I never intended to stay the night. Really, I didn’t plan to stay long. I only needed forty minutes, maybe an hour. I plugged the charger into the wall and the phone into the charger. I figured I would wait around for a while because maybe it would turn on. If it would, I could run down the stairs and out the door and never come back.
My girlfriend has probably been calling me. She’s probably angry. She won’t believe me when I tell her why my phone’s been dead all this time. And I have an appointment with my dentist that I can’t miss. If I could just leave, I could call my girlfriend and feed the cat and maybe get a bagel at the deli near the train station. If I hadn’t stayed so long.

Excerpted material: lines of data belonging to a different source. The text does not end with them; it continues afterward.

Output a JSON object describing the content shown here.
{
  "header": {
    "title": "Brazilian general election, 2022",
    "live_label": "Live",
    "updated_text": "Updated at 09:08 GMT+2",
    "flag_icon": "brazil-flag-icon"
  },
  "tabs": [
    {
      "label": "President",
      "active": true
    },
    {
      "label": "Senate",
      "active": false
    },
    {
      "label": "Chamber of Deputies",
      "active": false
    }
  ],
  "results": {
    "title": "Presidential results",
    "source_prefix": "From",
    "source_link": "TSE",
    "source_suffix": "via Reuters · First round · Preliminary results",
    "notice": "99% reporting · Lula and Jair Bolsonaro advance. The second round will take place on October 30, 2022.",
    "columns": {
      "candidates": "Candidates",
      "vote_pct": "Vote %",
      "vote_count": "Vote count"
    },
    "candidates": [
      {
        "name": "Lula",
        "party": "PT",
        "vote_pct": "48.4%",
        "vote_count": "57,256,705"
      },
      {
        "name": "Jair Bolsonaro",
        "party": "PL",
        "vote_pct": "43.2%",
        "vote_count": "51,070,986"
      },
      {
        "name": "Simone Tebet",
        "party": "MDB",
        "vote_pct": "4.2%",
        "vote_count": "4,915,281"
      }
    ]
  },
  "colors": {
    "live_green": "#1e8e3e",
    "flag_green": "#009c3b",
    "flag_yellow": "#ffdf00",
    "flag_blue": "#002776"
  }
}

She won’t believe me when I tell her what happened after she walked me to the bus stop and kissed me goodbye on the first of the two buses you have to take to get from her house to mine. She won’t believe that I dropped my phone as I was getting off the first bus and the screen went all dark and quiet and by that time it was so late the buses had stopped running, because they stop early on Sundays, which I forgot, and the front door here was wide open.

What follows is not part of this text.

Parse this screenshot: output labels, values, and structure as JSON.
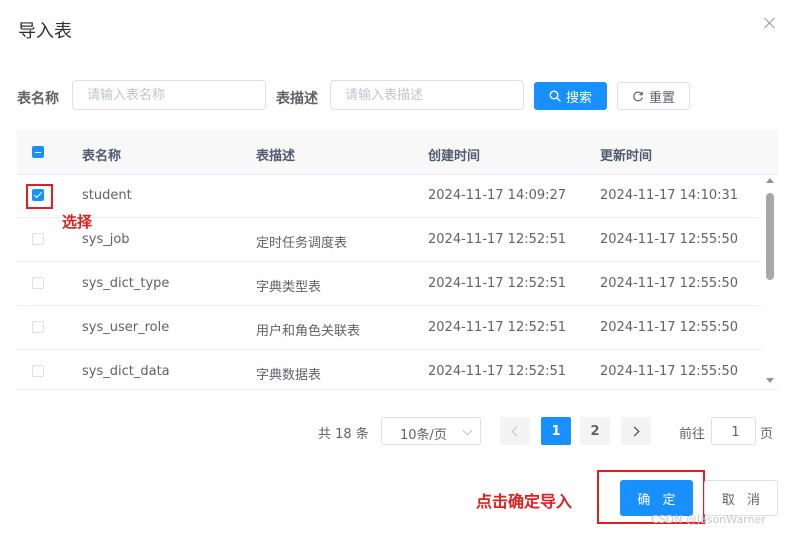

I only needed an hour, maybe two. Just enough time to charge my cellphone. It’s not that I don’t like it here. I’ve always preferred low ceilings, and I don’t mind small spaces. But it’s very dark, and there’s so much dust. I’d like to get going now. The dark hurts my eyes. I need to feed the cat, and I think I left the oven on. If the screen would just light up.

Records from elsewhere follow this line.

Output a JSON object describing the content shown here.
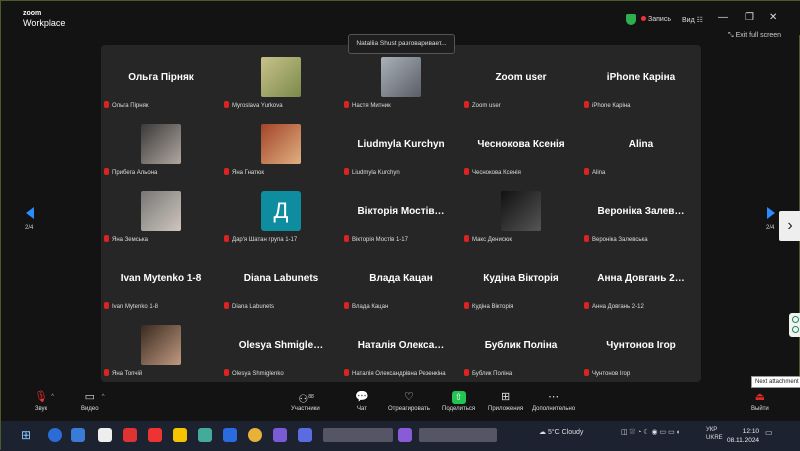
{
  "app": {
    "logo_line1": "zoom",
    "logo_line2": "Workplace"
  },
  "titlebar": {
    "record_label": "Запись",
    "view_label": "Вид",
    "view_icon": "grid-icon",
    "minimize": "—",
    "maximize": "❐",
    "close": "✕"
  },
  "exit_fullscreen": "Exit full screen",
  "speaking_tooltip": "Nataliia Shust разговаривает...",
  "grid": {
    "tiles": [
      {
        "big": "Ольга Пірняк",
        "label": "Ольга Пірняк"
      },
      {
        "big": "",
        "label": "Myroslava Yurkova"
      },
      {
        "big": "",
        "label": "Настя Митник"
      },
      {
        "big": "Zoom user",
        "label": "Zoom user"
      },
      {
        "big": "iPhone Каріна",
        "label": "iPhone Каріна"
      },
      {
        "big": "",
        "label": "Прибега Альона"
      },
      {
        "big": "",
        "label": "Яна Гнатюк"
      },
      {
        "big": "Liudmyla Kurchyn",
        "label": "Liudmyla Kurchyn"
      },
      {
        "big": "Чеснокова Ксенія",
        "label": "Чеснокова Ксенія"
      },
      {
        "big": "Alina",
        "label": "Alina"
      },
      {
        "big": "",
        "label": "Яна Земська"
      },
      {
        "big": "",
        "letter": "Д",
        "label": "Дар'я Шатан група 1-17"
      },
      {
        "big": "Вікторія Мостів…",
        "label": "Вікторія Мостів 1-17"
      },
      {
        "big": "",
        "label": "Макс Денисюк"
      },
      {
        "big": "Вероніка Залев…",
        "label": "Вероніка Залевська"
      },
      {
        "big": "Ivan Mytenko 1-8",
        "label": "Ivan Mytenko 1-8"
      },
      {
        "big": "Diana Labunets",
        "label": "Diana Labunets"
      },
      {
        "big": "Влада Кацан",
        "label": "Влада Кацан"
      },
      {
        "big": "Кудіна Вікторія",
        "label": "Кудіна Вікторія"
      },
      {
        "big": "Анна Довгань 2…",
        "label": "Анна Довгань 2-12"
      },
      {
        "big": "",
        "label": "Яна Топчій"
      },
      {
        "big": "Olesya Shmigle…",
        "label": "Olesya Shmiglenko"
      },
      {
        "big": "Наталія Олекса…",
        "label": "Наталія Олександрівна Резенкіна"
      },
      {
        "big": "Бублик Поліна",
        "label": "Бублик Поліна"
      },
      {
        "big": "Чунтонов Ігор",
        "label": "Чунтонов Ігор"
      }
    ]
  },
  "pagination": {
    "left": "2/4",
    "right": "2/4"
  },
  "next_attachment": "Next attachment",
  "toolbar": {
    "audio": "Звук",
    "video": "Видео",
    "participants": "Участники",
    "participants_count": "88",
    "chat": "Чат",
    "react": "Отреагировать",
    "share": "Поделиться",
    "apps": "Приложения",
    "more": "Дополнительно",
    "leave": "Выйти"
  },
  "taskbar": {
    "weather": "5°C  Cloudy",
    "lang1": "УКР",
    "lang2": "UKRE",
    "time": "12:10",
    "date": "08.11.2024"
  },
  "colors": {
    "accent": "#2a8cff",
    "bg": "#131313",
    "grid_bg": "#262626",
    "share": "#23c552",
    "leave": "#e02828"
  }
}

I’m so thirsty, and there’s an ache in my neck. I never planned to stay this long. I tried everything. I pressed all the buttons. I unplugged it and plugged it back in. I have an appointment with my girlfriend, and I think I left my cat in the oven. I wouldn’t still be here if the damn wheel would stop spinning and the screen would light up. If the screen would just light up, I could go get a glass of water, a nice cold glass of water with ice in it. Why doesn’t it light up.
Why doesn’t it blink and light up. Her alarm rang an hour ago, but she’s still in bed.
Her little pink rain boots are still smiling at me from their place beside the door. There are footsteps, and the sound of hinges creaking. Now a man is asking her how she is feeling, sweetheart, and now he is telling her not to throw her tissues on the ground. The man is on his knees, gathering pieces of white material.
The man is on his hands and knees, reaching beneath the bed, touching dust, denim, parched skin, dust.